See who this is?
It’s the spokesperson of FWA (Future Weirdos of America). The pink flannel, the wind jacket, the shoes. Oh, the shoes. Black patent leather lace-up boots. It really should be called Future Loners of America, but then I remembered that even Jared Leto had friends while wearing those shoes in My So Called Life.
So at least there’s that. But all I see is Ruth with raccoon eyes smoking cigarettes behind the school.
And probably still using sidewalk chalk as her drawing medium.
I’m not taking all the blame either, because she’s the one that pulled those boots out of the basket and asked to wear them.
Dang, she does make me smile, though, that weirdo of mine. I like weird. And I hope she is.
But at this moment, she’s not weird. She’s sick. Really sick. Like, she lays on the couch while Ryan and I watch back to back episodes of old Arrested Development sick. But she’s not laughing.
See? Weirdo.
It seems like only yesterday that she was reading her books, always stopping on the Bookmobile page.
And it only seems like yesterday that we rolled her up burrito-style after a long bath.

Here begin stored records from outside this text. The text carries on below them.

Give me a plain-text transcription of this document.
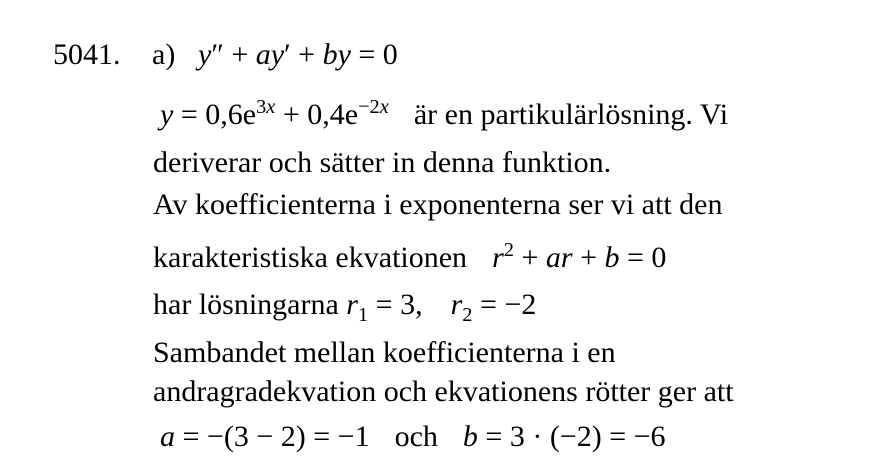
5041. a) y″ + ay′ + by = 0
$y = 0,6e^{3x} + 0,4e^{-2x}$ är en partikulärlösning. Vi
deriverar och sätter in denna funktion.
Av koefficienterna i exponenterna ser vi att den
karakteristiska ekvationen $r^2$ + ar + b = 0
har lösningarna $r_1 = 3$, $r_2 = -2$
Sambandet mellan koefficienterna i en
andragradekvation och ekvationens rötter ger att
a = −(3 − 2) = −1 och b = 3 · (−2) = −6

She laid there for at least three minutes without moving. I can never roll burritos right. Stuff from the middle always blow out the bottom and her legs are no exception. We only kissed that burrito stuffing though. We didn’t wipe it off our sweater and plop it into our mouth like we do at the dinner table.
Yes, that was just a few days ago. But now she’s in day three of an all-day napping marathon. It’s been hard work for me. I’ve had to sit next to her on the couch and read,
or lay next to her on the bed reading or sleeping. Someone’s gotta do it.
But she has woken up occasionally to moan and call out for us.
Or to puke.
If there were a Mom-olypmics, I’m pretty sure I’d medal in the “Catch The Puke In Your Hand” event. You should see how fast my hand shoots out to catch it. I’d probably only get third place, because the silverist would catch the puke while changing a poopy diaper with her other hand. The gold medalist would catch it, reduce it in a skillet, and turn it into some disease-fighting tonic.
So yeah, just third, but at least I’d make the stand.
I do miss my busy little girl, but I can’t deny that spooning her for 20 hours a day has been a highlight of the season. I sure do love her.
I love the picture I get of you spooning Ruth for 20 hours a day. I hope to see my friends soon.